- Born: Suffolk, England
- Education: Winchester School of Art
- Known for: painting, illustrating, and printmaking
- Movement: Contemporary art
- Website: ed-kluz.co.uk

= Edward Kluz =

English illustrator and printmaker

Ed Kluz (born 19 August 1980) is a British artist. His work explores our relationship with the past through notions of English Romanticism.

The thorough research and persistent evolution of Kluz's works has brought about experimentation and innovation with various media . His earlier work explored the material qualities of egg tempera and gum Arabic on gessoed panels. Most recently he has developed a distinctive paper collage technique which makes use of hand coloured papers and mixed media. He also produces screen prints and lino cuts.

He produced the illustrations for the 2015 Folio Society edition of the Selected Poems of Rupert Brooke.

==Life==

Kluz, the eldest of three children, was born in Ipswich, Suffolk on August 19, 1980 and grew up in Swaledale, North Yorkshire. His parents, Andy (TV broadcaster) and Liz Kluz bought a derelict late 18th century farmhouse in the hamlet of Applegarth near the Yorkshire town of Richmond in 1985.

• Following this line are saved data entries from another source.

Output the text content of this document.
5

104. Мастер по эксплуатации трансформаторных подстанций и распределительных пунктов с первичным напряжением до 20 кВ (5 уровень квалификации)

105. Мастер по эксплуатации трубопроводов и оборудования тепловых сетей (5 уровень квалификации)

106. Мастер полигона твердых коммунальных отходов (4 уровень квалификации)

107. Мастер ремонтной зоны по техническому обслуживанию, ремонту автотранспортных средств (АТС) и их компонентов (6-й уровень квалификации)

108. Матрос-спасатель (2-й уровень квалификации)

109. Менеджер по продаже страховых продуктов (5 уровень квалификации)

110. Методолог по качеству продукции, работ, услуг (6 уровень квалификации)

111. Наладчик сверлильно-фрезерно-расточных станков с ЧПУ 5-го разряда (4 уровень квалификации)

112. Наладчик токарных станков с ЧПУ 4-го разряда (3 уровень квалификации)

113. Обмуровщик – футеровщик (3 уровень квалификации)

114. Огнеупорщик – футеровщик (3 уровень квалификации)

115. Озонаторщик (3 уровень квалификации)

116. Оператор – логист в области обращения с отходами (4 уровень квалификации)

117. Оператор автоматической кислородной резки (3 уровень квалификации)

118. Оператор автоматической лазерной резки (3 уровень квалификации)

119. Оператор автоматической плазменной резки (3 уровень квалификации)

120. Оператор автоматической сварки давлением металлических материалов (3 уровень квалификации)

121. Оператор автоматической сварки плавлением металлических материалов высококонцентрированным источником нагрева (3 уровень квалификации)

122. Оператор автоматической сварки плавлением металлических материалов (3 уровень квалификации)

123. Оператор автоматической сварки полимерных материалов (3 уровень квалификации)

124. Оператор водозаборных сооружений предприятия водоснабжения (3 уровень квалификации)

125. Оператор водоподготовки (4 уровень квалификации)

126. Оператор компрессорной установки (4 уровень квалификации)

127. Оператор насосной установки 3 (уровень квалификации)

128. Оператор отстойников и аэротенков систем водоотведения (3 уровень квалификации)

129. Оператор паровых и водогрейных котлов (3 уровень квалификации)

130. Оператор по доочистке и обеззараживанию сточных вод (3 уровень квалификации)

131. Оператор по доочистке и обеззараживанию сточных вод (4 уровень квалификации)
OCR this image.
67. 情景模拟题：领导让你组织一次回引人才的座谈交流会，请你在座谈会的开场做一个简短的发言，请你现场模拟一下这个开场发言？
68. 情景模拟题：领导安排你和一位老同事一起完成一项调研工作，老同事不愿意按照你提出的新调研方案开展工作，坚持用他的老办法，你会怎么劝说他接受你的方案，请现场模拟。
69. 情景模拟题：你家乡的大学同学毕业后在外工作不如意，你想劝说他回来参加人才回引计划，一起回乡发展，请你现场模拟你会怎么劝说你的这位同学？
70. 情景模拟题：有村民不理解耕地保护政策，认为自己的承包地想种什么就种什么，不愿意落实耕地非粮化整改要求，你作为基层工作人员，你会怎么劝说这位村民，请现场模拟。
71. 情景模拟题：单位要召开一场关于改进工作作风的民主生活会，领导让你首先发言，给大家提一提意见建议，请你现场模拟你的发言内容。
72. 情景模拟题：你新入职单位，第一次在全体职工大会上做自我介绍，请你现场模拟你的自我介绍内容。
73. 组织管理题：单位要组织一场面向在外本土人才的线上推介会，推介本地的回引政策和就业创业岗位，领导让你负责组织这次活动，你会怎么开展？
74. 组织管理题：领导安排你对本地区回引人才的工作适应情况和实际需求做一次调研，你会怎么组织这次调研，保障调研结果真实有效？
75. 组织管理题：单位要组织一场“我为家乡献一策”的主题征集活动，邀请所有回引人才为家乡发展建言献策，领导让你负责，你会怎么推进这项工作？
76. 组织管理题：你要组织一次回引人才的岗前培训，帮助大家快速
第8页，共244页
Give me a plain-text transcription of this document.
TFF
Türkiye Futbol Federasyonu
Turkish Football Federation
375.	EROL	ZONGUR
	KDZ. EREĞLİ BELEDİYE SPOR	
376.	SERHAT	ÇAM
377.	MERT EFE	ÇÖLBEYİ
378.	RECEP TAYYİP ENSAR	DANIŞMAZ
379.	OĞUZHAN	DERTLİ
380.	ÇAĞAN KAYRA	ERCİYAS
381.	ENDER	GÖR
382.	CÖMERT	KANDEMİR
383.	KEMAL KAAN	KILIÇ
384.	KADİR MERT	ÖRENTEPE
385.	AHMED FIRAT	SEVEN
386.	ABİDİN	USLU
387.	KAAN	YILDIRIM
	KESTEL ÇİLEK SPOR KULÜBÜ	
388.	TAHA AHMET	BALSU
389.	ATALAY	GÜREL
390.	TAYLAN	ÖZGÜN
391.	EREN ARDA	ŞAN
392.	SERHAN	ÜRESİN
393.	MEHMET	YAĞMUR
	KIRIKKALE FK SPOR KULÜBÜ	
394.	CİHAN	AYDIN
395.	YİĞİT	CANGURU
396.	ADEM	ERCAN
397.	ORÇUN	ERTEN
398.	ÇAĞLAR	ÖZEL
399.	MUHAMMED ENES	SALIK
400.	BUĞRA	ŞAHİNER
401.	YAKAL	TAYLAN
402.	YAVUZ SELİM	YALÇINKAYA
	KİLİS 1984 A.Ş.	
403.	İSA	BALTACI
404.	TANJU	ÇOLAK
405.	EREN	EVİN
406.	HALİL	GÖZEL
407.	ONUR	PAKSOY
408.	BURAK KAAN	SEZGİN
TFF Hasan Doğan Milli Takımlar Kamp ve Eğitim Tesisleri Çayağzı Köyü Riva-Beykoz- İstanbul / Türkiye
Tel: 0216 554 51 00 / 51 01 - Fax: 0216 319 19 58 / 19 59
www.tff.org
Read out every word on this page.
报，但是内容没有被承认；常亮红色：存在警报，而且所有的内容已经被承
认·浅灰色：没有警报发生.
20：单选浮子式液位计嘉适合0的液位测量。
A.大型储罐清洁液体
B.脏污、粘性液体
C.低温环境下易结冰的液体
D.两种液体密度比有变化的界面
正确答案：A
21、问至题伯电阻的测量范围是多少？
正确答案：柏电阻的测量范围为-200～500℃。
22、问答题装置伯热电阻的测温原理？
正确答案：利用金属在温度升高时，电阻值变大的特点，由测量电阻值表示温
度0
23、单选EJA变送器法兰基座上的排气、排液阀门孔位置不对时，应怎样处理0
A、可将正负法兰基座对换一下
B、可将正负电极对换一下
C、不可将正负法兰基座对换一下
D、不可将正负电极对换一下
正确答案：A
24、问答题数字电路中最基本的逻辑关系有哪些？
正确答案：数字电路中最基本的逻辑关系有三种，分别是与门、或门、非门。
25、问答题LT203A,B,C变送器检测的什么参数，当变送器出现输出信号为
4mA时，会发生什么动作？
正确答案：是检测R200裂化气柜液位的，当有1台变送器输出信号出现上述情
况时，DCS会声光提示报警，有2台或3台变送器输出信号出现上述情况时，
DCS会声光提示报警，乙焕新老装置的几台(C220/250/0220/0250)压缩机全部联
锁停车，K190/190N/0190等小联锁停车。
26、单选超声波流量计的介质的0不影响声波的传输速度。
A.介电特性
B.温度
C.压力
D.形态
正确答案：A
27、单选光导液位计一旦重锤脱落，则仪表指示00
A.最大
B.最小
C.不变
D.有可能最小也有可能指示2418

Kluz studied fine art painting at the Winchester School of Art between 1999 and 2002. His work during this period also focused on notions of the past, in particular the relationship between early photography and painting.

== Critical response ==

Kluz's work has received positive reviews, having been exhibited at St Jude's Gallery, The Scottish Gallery, Edinburgh, the Yorkshire Sculpture Park and Quercus Gallery.